A proposition is a symbol which like the informational index has a special part to represent the representamen, while the whole or another special part represents the object. The part which represents the representamen and which excites an icon in the imagination, is the Predicate. The part which indicates the object or set of objects of the representamen is called the Subject or Subjects, in grammar the subject nominative, and the objects, each of which can be replaced by a Proper Name or other Monstrative Index without the proposition's ceasing thereby to be a proposition. How much shall be embraced in the predicate and how many subjects shall be recognized depends, for the ordinary analyses of logic, upon what mode of analysis will answer the purpose in hand. If from a proposition we strike out a part and leave its place blank, this part being such that a monstrative index being put in its place, the symbol will again become a proposition, the part which remains after such erasure will be a predicate of the kind which I call a monad. Here are examples:

___ gives B to C
A gives ___ to C
A gives B to ___

If two blanks remain, I call the predicate a dyad. Such are

____ gives ____ to C
____ gives B to ____
A gives ____ to ____

If there are more than two blanks, I call the predicate a polyad. The entire proposition may be regarded as a predicate, the circumstances under which it is uttered, the person who utters it, and all the surroundings constituting a monstrative index which will be the subject. I term an entire proposition without a blank when it is considered as a predicate a medad, from mhden. Every proposition whatever has the Universe of Discourse for one of its subjects and all propositions have one Subject in common which we call the Truth. It is the aggregate of all realities, what the Hegelians call the Absolute.
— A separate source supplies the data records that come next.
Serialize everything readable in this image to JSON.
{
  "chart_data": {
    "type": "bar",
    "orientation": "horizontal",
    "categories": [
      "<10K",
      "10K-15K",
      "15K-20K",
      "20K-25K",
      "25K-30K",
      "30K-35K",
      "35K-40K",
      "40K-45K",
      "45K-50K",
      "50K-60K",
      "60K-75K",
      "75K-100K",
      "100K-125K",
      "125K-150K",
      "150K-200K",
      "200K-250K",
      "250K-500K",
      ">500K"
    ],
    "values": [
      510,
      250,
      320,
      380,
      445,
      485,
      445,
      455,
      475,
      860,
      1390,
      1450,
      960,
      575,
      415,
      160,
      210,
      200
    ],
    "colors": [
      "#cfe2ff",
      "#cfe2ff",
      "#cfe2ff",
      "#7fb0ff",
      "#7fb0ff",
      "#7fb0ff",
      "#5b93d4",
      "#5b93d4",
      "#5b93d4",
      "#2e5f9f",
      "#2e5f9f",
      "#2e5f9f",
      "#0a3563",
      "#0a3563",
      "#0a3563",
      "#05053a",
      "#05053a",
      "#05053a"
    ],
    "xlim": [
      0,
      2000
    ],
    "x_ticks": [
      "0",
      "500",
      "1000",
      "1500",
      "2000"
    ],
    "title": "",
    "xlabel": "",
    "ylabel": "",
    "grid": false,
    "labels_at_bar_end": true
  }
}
Thus, to include more in the predicate than need be included is merely not to carry logical analysis as far as it might be carried: it does not affect its accuracy. But to include anything in a subject which might be separated from it and left in the predicate is a positive fault of analysis. To say for example that "All men" is the subject of the proposition "All men are mortal" is incorrect. The true analysis is that "Anything" is the subject and"___ is mortal or else not a man" is the predicate. So in "Some cat is blue-eyed" the subject is not "some cat" but "something," the predicate being "___ is a blue-eyed cat." "Something" means that sufficient knowledge would enable us to replace the "something" by a monstrative index and still keep the proposition true. "Anything" means that the interpreter of the proposition is free to replace the "anything" by such monstrative index as he will, and still the proposition will be true. Logicians confine themselves, apart [from] monstrative indices themselves, to "Anything" and "Something," two descriptions of what monstrative index may replace the subject, the one description vague, the other general. No others are required since such subjects, "All but one," "All but two," "Almost all," "Two thirds of the occasions that present themselves in experience," and the like are capable of logical analysis.

Everybody who has studied logic is aware that the only formal fallacies which ordinary logic detects are confusions between "Anything" and "Something." The same thing remains true in the logic of relatives except that we now meet with fallacies owing to confusions about the order of succession of "Anything" and "Something" as if one should carelessly substitute for the proposition "Every man is born of some woman" the proposition "There is some woman of whom every man is born."